Chinese govt imposes jail, death sentences for food safety offenders
Those who violated food safety laws were handed stiff sentences, including life imprisonment and the death penalty with probation. -China Daily/ANN
BEIJING - Chinese authorities punished a total of nearly 290 people in more than 5,200 food safety cases in 2011, according to new figures.
Sources with the State Council's Food Safety Committee said on Thursday that those who violated food safety laws were handed stiff sentences, including life imprisonment and the death penalty with probation, a special form of punishment in China in which a death sentence can be reduced to life imprisonment if the person commits no new crimes.

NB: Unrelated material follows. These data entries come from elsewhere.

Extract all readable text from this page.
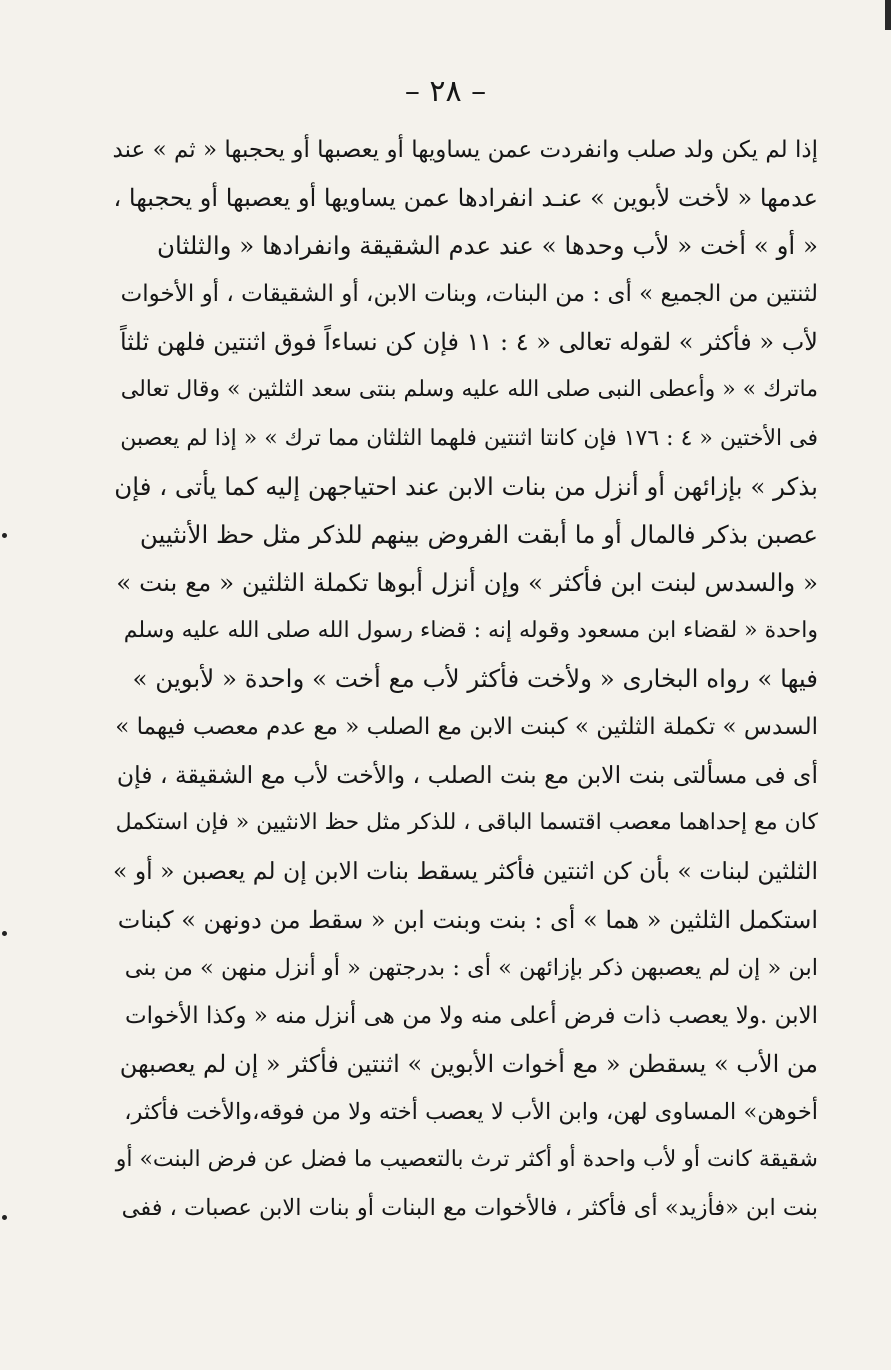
– ٢٨ –
إذا لم يكن ولد صلب وانفردت عمن يساويها أو يعصبها أو يحجبها « ثم » عند
عدمها « لأخت لأبوين » عنـد انفرادها عمن يساويها أو يعصبها أو يحجبها ،
« أو » أخت « لأب وحدها » عند عدم الشقيقة وانفرادها « والثلثان
لثنتين من الجميع » أى : من البنات، وبنات الابن، أو الشقيقات ، أو الأخوات
لأب « فأكثر » لقوله تعالى « ٤ : ١١ فإن كن نساءاً فوق اثنتين فلهن ثلثاً
ماترك » « وأعطى النبى صلى الله عليه وسلم بنتى سعد الثلثين » وقال تعالى
فى الأختين « ٤ : ١٧٦ فإن كانتا اثنتين فلهما الثلثان مما ترك » « إذا لم يعصبن
بذكر » بإزائهن أو أنزل من بنات الابن عند احتياجهن إليه كما يأتى ، فإن
عصبن بذكر فالمال أو ما أبقت الفروض بينهم للذكر مثل حظ الأنثيين
« والسدس لبنت ابن فأكثر » وإن أنزل أبوها تكملة الثلثين « مع بنت »
واحدة « لقضاء ابن مسعود وقوله إنه : قضاء رسول الله صلى الله عليه وسلم
فيها » رواه البخارى « ولأخت فأكثر لأب مع أخت » واحدة « لأبوين »
السدس » تكملة الثلثين » كبنت الابن مع الصلب « مع عدم معصب فيهما »
أى فى مسألتى بنت الابن مع بنت الصلب ، والأخت لأب مع الشقيقة ، فإن
كان مع إحداهما معصب اقتسما الباقى ، للذكر مثل حظ الانثيين « فإن استكمل
الثلثين لبنات » بأن كن اثنتين فأكثر يسقط بنات الابن إن لم يعصبن « أو »
استكمل الثلثين « هما » أى : بنت وبنت ابن « سقط من دونهن » كبنات
ابن « إن لم يعصبهن ذكر بإزائهن » أى : بدرجتهن « أو أنزل منهن » من بنى
الابن .ولا يعصب ذات فرض أعلى منه ولا من هى أنزل منه « وكذا الأخوات
من الأب » يسقطن « مع أخوات الأبوين » اثنتين فأكثر « إن لم يعصبهن
أخوهن» المساوى لهن، وابن الأب لا يعصب أخته ولا من فوقه،والأخت فأكثر،
شقيقة كانت أو لأب واحدة أو أكثر ترث بالتعصيب ما فضل عن فرض البنت» أو
بنت ابن «فأزيد» أى فأكثر ، فالأخوات مع البنات أو بنات الابن عصبات ، ففى
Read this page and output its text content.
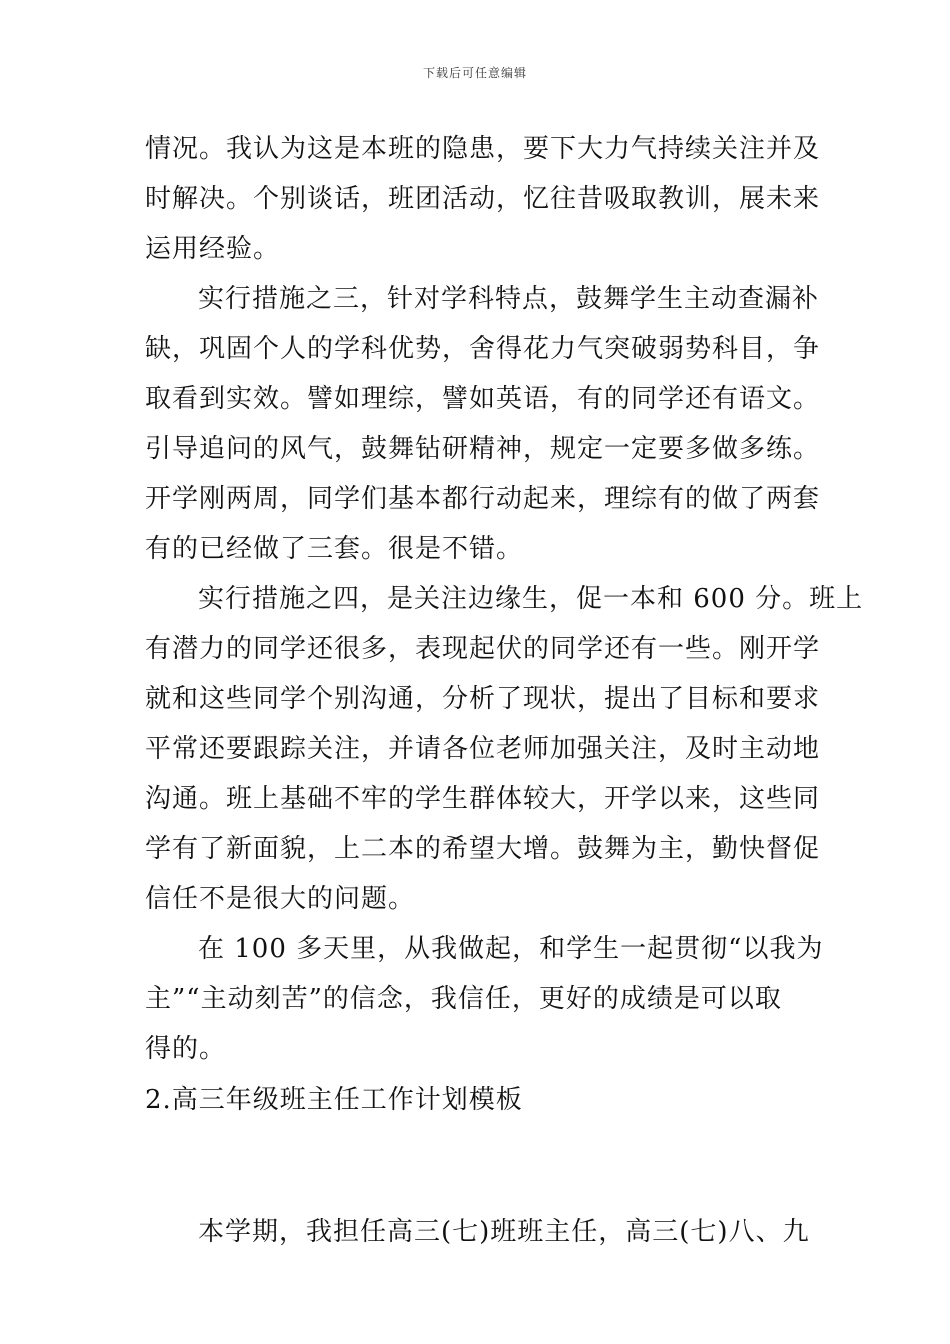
下载后可任意编辑
情况。我认为这是本班的隐患，要下大力气持续关注并及
时解决。个别谈话，班团活动，忆往昔吸取教训，展未来
运用经验。
实行措施之三，针对学科特点，鼓舞学生主动查漏补
缺，巩固个人的学科优势，舍得花力气突破弱势科目，争
取看到实效。譬如理综，譬如英语，有的同学还有语文。
引导追问的风气，鼓舞钻研精神，规定一定要多做多练。
开学刚两周，同学们基本都行动起来，理综有的做了两套
有的已经做了三套。很是不错。
实行措施之四，是关注边缘生，促一本和 600 分。班上
有潜力的同学还很多，表现起伏的同学还有一些。刚开学
就和这些同学个别沟通，分析了现状，提出了目标和要求
平常还要跟踪关注，并请各位老师加强关注，及时主动地
沟通。班上基础不牢的学生群体较大，开学以来，这些同
学有了新面貌，上二本的希望大增。鼓舞为主，勤快督促
信任不是很大的问题。
在 100 多天里，从我做起，和学生一起贯彻“以我为
主”“主动刻苦”的信念，我信任，更好的成绩是可以取
得的。
2.高三年级班主任工作计划模板
本学期，我担任高三(七)班班主任，高三(七)八、九
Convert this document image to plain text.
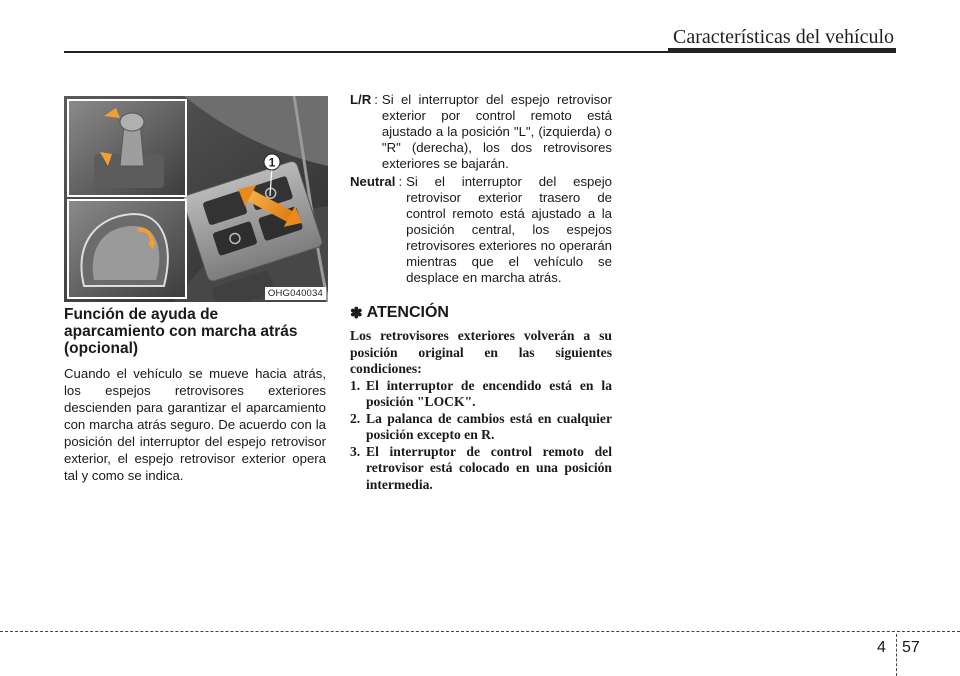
Características del vehículo
1
OHG040034
Función de ayuda de aparcamiento con marcha atrás (opcional)

Cuando el vehículo se mueve hacia atrás, los espejos retrovisores exteriores descienden para garantizar el aparcamiento con marcha atrás seguro. De acuerdo con la posición del interruptor del espejo retrovisor exterior, el espejo retrovisor exterior opera tal y como se indica.

L/R : Si el interruptor del espejo retrovisor exterior por control remoto está ajustado a la posición "L", (izquierda) o "R" (derecha), los dos retrovisores exteriores se bajarán.
Neutral : Si el interruptor del espejo retrovisor exterior trasero de control remoto está ajustado a la posición central, los espejos retrovisores exteriores no operarán mientras que el vehículo se desplace en marcha atrás.
✽ ATENCIÓN

Los retrovisores exteriores volverán a su posición original en las siguientes condiciones:

1. El interruptor de encendido está en la posición "LOCK".
2. La palanca de cambios está en cualquier posición excepto en R.
3. El interruptor de control remoto del retrovisor está colocado en una posición intermedia.
4 57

Law enforcement authorities closed more than 5,000 enterprises involved in food safety crimes and also gave administrative punishments to government officials for misconduct related to the cases.
Health Minister Chen Zhu admitted on Wednesday that China's food safety standards are in urgent need of improvement following a spate of food safety scandals, reported Xinhua News Agency.
Chen said the total number of national food standards, local standards and industrial standards has topped 5,000, and many of them overlap or contradict each other. He said this is the motivation behind the Ministry of Health's announcement last month that it will overhaul and streamline the current standards.
Chen noted deficiencies in some vital assessment measures, such as the lack of processes to ensure the quality of food packaging.
Some current food standards have become outdated, requiring officials to devise new standards, Chen said.
The Ministry of Health issued a draft on revised food standards last month and will be soliciting public feedback until the end of February.
The minister said the sluggish pace of research on national food standards and the country's fledgling risk evaluation system have hindered the construction of national food standards.
Chen also said the regulation of food safety is falling behind in part due to the shortage of professional technical management organs.
An outline for China's quality-control development (2011-2020), issued by the State Council on Thursday, stressed the importance of improving the quality of Chinese products. According to the document, the issue is vital to the country's sustainable development, the public welfare as well as the nation's image.
Serious economic losses due to substandard products, environmental pollution and food safety scandals are still prevalent, according to the outline.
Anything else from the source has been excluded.